Suicide Squad: Kill the Justice League will no longer receive new content updates after the conclusion of Season 4, developer Rocksteady Studios confirmed in a blog post yesterday. Released on January 30, 2024, Suicide Squad: KTJL is a spin-off of Batman: Arkham series, set in the DC universe. Features third-person action gameplay for up to four players and an original story featuring some of the scene's greatest heroes who were brainwashed and turned into villains. It has also received seasonal content through several periodic updates – but that era is coming to an end.
According to an official blog post KTJL website, Season 4 will mark the final series of content updates for Suicide Squad: Kill the Justice Leaguewhich will end in January with the release of episode 8. The base game and all previous seasons will still be fully playable, whether single or multiplayer, both online and in a new offline mode, in the near future. However, there will be no new content released for the game after the end of the current season.
What happened to Suicide Squad: KTJL?
Bad reviews and negative reception
This seems like a fitting end for the KTJL sagawhich may have been condemned even before its release. Reviews for Suicide Squad were mixed, with praise focused on its story and visuals, but criticism aimed at its buggy performance, repetitive combat, and reused bosses. On the first day of early access, some players logged in and discovered that a bug allowed them to skip the entire main story.
Other players were angered by the lack of offline game modes and its apparent reliance on microtransactions and live service gimmicks throughout the game. Arkham traditional, story-focused, single-player campaigns from the series. Still others simply dismissed its iconoclastic story, which killed off countless good guys from across the DC universe. KTJL eventually landed at 60 in Metacriticwith a 3.4 player rating. Its battle passes, microtransactions, and virtual currency turned off many players, and its player count consistently dropped after the first few weeks of launch.
For many remaining players, however, Joker's failed introduction was the final straw. Although many players expected Joker to be a playable character at launch, he was released two months later in March 2024 as part of a seemingly free update. And while it was technically true that players could unlock Joker for free, doing so required them to perform certain missions to increase their Mastery, a number that was reset at the start of the season. But if players wanted to skip this monotony, they could always pay $10 to unlock it right away.
This has led many gamers to accuse Rocksteady of predatory pay-to-win practices. Player numbers continued to fall as loyal fans quit in frustration and potential new players were deterred by all the bad publicity. If that wasn't the final nail KTJLthe coffin, the cancellation of all future content after season 4 was certainly.
Our Take: The Wrong Move for Rocksteady
Let the live service trend die
Some games quit for mysterious reasons, completely impenetrable to the average gamer. Others were closed due to a convergence of reasons – one may have been the straw that broke the camel's back, but combined, they may have been greater than the sum of their parts. In case of Suicide Squad: Kill the Justice LeagueIt's pretty clear that the game was shut down for one reason and one reason only: player countdown due to an undue, unimaginative and unwanted attitude focus on live service rather than quality.
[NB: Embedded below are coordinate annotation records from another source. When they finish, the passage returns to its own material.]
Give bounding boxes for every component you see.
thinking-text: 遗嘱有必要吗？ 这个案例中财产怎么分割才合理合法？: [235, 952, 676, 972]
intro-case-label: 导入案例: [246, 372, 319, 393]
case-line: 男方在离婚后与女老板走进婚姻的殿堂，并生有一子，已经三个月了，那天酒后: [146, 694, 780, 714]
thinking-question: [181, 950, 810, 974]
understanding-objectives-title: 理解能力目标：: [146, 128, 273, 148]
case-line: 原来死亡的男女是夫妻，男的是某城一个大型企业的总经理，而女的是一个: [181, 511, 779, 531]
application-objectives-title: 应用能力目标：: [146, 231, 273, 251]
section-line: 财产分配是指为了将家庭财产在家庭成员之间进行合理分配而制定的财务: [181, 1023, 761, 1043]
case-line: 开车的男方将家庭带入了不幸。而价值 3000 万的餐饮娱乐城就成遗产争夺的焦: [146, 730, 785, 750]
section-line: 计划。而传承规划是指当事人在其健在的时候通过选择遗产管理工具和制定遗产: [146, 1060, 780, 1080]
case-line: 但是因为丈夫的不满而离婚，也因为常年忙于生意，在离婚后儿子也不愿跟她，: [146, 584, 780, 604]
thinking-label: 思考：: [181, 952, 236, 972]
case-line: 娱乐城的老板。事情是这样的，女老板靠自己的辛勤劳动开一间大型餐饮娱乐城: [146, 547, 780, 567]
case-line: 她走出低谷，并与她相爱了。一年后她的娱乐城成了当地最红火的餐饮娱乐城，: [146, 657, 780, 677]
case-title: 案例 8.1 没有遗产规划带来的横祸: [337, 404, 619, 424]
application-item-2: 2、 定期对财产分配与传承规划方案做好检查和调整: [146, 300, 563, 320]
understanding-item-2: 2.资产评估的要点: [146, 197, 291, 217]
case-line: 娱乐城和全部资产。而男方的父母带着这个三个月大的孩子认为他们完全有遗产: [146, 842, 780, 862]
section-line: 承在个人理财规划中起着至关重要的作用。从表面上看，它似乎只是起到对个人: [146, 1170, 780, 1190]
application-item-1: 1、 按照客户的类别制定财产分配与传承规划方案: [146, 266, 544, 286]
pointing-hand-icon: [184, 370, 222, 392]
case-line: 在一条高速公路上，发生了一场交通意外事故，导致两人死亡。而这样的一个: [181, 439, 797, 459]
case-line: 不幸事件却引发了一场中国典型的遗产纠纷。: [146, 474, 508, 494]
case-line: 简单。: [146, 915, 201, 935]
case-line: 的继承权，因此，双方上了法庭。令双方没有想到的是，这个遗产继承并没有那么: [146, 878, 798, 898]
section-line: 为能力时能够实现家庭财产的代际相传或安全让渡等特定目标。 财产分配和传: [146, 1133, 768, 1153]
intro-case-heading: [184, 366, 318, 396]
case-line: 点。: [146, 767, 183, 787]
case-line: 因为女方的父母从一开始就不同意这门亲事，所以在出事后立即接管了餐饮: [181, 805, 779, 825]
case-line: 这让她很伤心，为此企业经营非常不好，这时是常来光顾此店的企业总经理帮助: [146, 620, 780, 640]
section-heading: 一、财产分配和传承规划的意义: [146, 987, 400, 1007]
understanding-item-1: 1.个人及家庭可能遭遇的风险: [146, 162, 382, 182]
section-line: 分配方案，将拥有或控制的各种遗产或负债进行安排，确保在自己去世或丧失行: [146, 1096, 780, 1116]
This simply isn't the kind of experience players expect from Rocksteady's Arkham games that, even when imperfect, focused on delivering quality through well-thought-out stories, stunning visuals, and satisfying gameplay. Look, to a certain extent, I understand: the idea of a cooperative Suicide Squad the game is actually really cool in concept. And live service games like Fortnite can earn a lot of money. But KTJL It would have been much better if its developers had taken time to fix its issues at launchinstead of constantly producing new seasonal content.
Let this be a warning to any developer trying to artificially inject pay-to-win mechanics into what could otherwise have been a good game. Live service is a gamble and the odds are stacked against you. If the game offers a substantial amount of free content and decent gameplay, it has a minuscule chance of success. But it is more likely to follow the path of Suicide Squad: Kill the Justice League.